At 39.50 pounds ($63) per person, the sold-out pop concert at Althorp, the Spencer ancestral estate 100 kilometers (62 miles) north of London, is among the most expensive ever organized in Britain.
Earl Spencer, the princess's brother and concert organizer, justified the price by emphasizing that Diana's charities would be among the first to benefit through the Diana, Princess of Wales, Memorial Fund.
Exactly how much money the charities will receive will be decided after the concert.
Neither Prince Charles, Diana's former husband, nor her sons, princes William and Harry, will attend the music fest.
Pop singer Phil Collins was among the first to criticize the price of the concert tickets. When invited to appear, he refused, saying Diana was the "people's princess," and the tickets should have been at a price most people could afford.
Elton John, who sang at Diana's funeral, declined to perform. So did former Beatle Paul McCartney. Some stars who declined to perform cited scheduling problems.

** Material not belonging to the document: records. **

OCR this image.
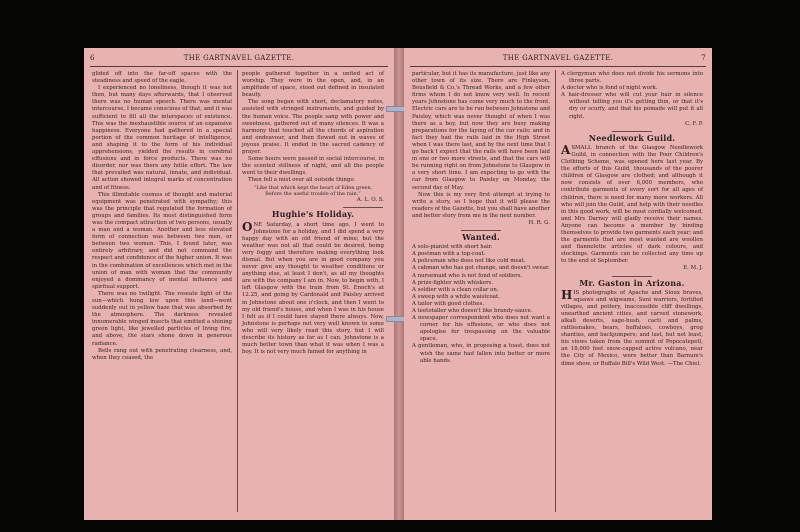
6	THE GARTNAVEL GAZETTE.

glided off into the far-off spaces with the steadiness and speed of the eagle.

I experienced no loneliness, though it was not then, but many days afterwards, that I observed there was no human speech. There was mental intercourse, I became conscious of that, and it was sufficient to fill all the interspaces of existence. This was the inexhaustible source of an expansive happiness. Everyone had gathered in a special portion of the common heritage of intelligence, and shaping it to the form of his individual apprehensions, yielded the results in cerebral effusions and in force products. There was no disorder, nor was there any futile effort. The law that prevailed was natural, innate, and individual. All action showed integral marks of concentration and of fitness.

This illimitable cosmos of thought and material equipment was penetrated with sympathy; this was the principle that regulated the formation of groups and families. Its most distinguished form was the compact attraction of two persons, usually a man and a woman. Another and less elevated form of connection was between two men, or between two women. This, I found later, was entirely arbitrary, and did not command the respect and confidence of the higher union. It was in the combination of excellences which met in the union of man with woman that the community enjoyed a dominancy of mental influence and spiritual support.

There was no twilight. The roseate light of the sun—which hung low upon this land—went suddenly out in yellow haze that was absorbed by the atmosphere. The darkness revealed innumerable winged insects that emitted a shining green light, like jewelled particles of living fire, and above, the stars shone down in generous radiance.

Bells rang out with penetrating clearness, and, when they ceased, the

people gathered together in a united act of worship. They were in the open, and, in an amplitude of space, stood out defined in insulated beauty.

The song began with short, declamatory notes, assisted with stringed instruments, and guided by the human voice. The people sang with power and sweetness, gathered out of many silences. It was a harmony that touched all the chords of aspiration and endeavour, and then flowed out in waves of joyous praise. It ended in the sacred cadency of prayer.

Some hours were passed in social intercourse, in the scented stillness of night, and all the people went to their dwellings.

Then fell a mist over all outside things:

“Like that which kept the heart of Eden green,
Before the useful trouble of the rain.”
A. L. O. S.
Hughie's Holiday.

ONE Saturday, a short time ago, I went to Johnstone for a holiday, and I did spend a very happy day with an old friend of mine; but the weather was not all that could be desired, being very foggy and therefore making everything look dismal. But when you are in good company you never give any thought to weather conditions or anything else, at least I don't, as all my thoughts are with the company I am in. Now, to begin with, I left Glasgow with the train from St. Enoch's at 12.25, and going by Cardonald and Paisley arrived in Johnstone about one o'clock, and then I went to my old friend's house, and when I was in his house I felt as if I could have stayed there always. Now, Johnstone is perhaps not very well known to some who will very likely read this story, but I will describe its history as far as I can. Johnstone is a much better town than what it was when I was a boy. It is not very much famed for anything in

THE GARTNAVEL GAZETTE.	7

particular, but it has its manufacture, just like any other town of its size. There are Finlayson, Bousfield & Co.'s Thread Works, and a few other firms whom I do not know very well. In recent years Johnstone has come very much to the front. Electric cars are to be run between Johnstone and Paisley, which was never thought of when I was there as a boy, but now they are busy making preparations for the laying of the car rails; and in fact they had the rails laid in the High Street when I was there last, and by the next time that I go back I expect that the rails will have been laid in one or two more streets, and that the cars will be running right on from Johnstone to Glasgow in a very short time. I am expecting to go with the car from Glasgow to Paisley on Monday, the second day of May.

Now this is my very first attempt at trying to write a story, so I hope that it will please the readers of the Gazette, but you shall have another and better story from me in the next number.

H. R. G.
Wanted.

A solo-pianist with short hair.

A postman with a top-coat.

A policeman who does not like cold meat.

A cabman who has got change, and doesn't swear.

A nursemaid who is not fond of soldiers.

A prize-fighter with whiskers.

A soldier with a clean collar on.

A sweep with a white waistcoat.

A tailor with good clothes.

A teetotaller who doesn't like brandy-sauce.

A newspaper correspondent who does not want a corner for his effusions, or who does not apologise for trespassing on the valuable space.

A gentleman, who, in proposing a toast, does not wish the same had fallen into better or more able hands.

A clergyman who does not divide his sermons into three parts.

A doctor who is fond of night work.

A hair-dresser who will cut your hair in silence without telling you it's getting thin, or that it's dry or scurfy, and that his pomade will put it all right.

C. F. P.
Needlework Guild.

ASMALL branch of the Glasgow Needlework Guild, in connection with the Poor Children's Clothing Scheme, was opened here last year. By the efforts of this Guild, thousands of the poorer children of Glasgow are clothed; and although it now consists of over 6,000 members, who contribute garments of every sort for all ages of children, there is need for many more workers. All who will join the Guild, and help with their needles in this good work, will be most cordially welcomed, and Mrs Darney will gladly receive their names. Anyone can become a member by binding themselves to provide two garments each year; and the garments that are most wanted are woollen and flannelette articles of dark colours, and stockings. Garments can be collected any time up to the end of September.

E. M. J.
Mr. Gaston in Arizona.

HIS photographs of Apache and Sioux braves, squaws and wigwams, Suni warriors, fortified villages, and pottery, inaccessible cliff dwellings, unearthed ancient cities, and carved stonework, alkali deserts, sage-bush, cacti and palms, rattlesnakes, bears, buffaloes, cowboys, grog shanties, and backjumpers; and last, but not least, his views taken from the summit of Popocatepetl, an 18,000 feet snow-capped active volcano, near the City of Mexico, were better than Barnum's dime show, or Buffalo Bill's Wild West. —The Chiel.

Among those scheduled to appear before the crowd of 15,000 were veteran British pop singer Cliff Richard, opera singer Lesley Garrett, Chris de Burgh, David Hasselhoff, Sheryl Crow, Jimmy Ruffin, Wet Wet Wet and Lighthouse Family.
Britain's major television channels were offered the live rights "but did not want them," a spokeswoman for Spencer said.
A lesser-known cable TV pay channel will broadcast the concert live at a charge of 5.99 pounds ($9.50). The BBC has bought the recorded rights to the concert, which it plans to air on July 1, Diana's birthday. She would have been 37.
On the same day, Althorp will be opened to the public for two months to allow people to view the site where Diana is buried on a small island.
The island is off-limits to the public, but people can visit a museum dedicated to her memory. About 2,500 visitors are expected daily until August 30, at a price of 9.5 pounds ($15).
Much of the British media has criticized Spencer, accusing him of cashing in on Diana's death.
"The money will go to a worthy cause," British journalist Jane Moore said. "But I think after that, the view has to be -- let's give it a rest now."
Newspapers have not forgiven Spencer for his outspoken attack on the media at Diana's funeral, when he blamed journalists for hounding her mercilessly.
At the time, Spencer pledged that his sister would find the privacy in death that she was denied in life. But within a few months he reversed himself, announcing that Althorp would open to tourists, then organizing the Diana Tribute concert.
The turnaround was inevitable, Moore says.
"He does realize that there is going to be some demand from the public, so he is trying, I think, to find some kind of balance."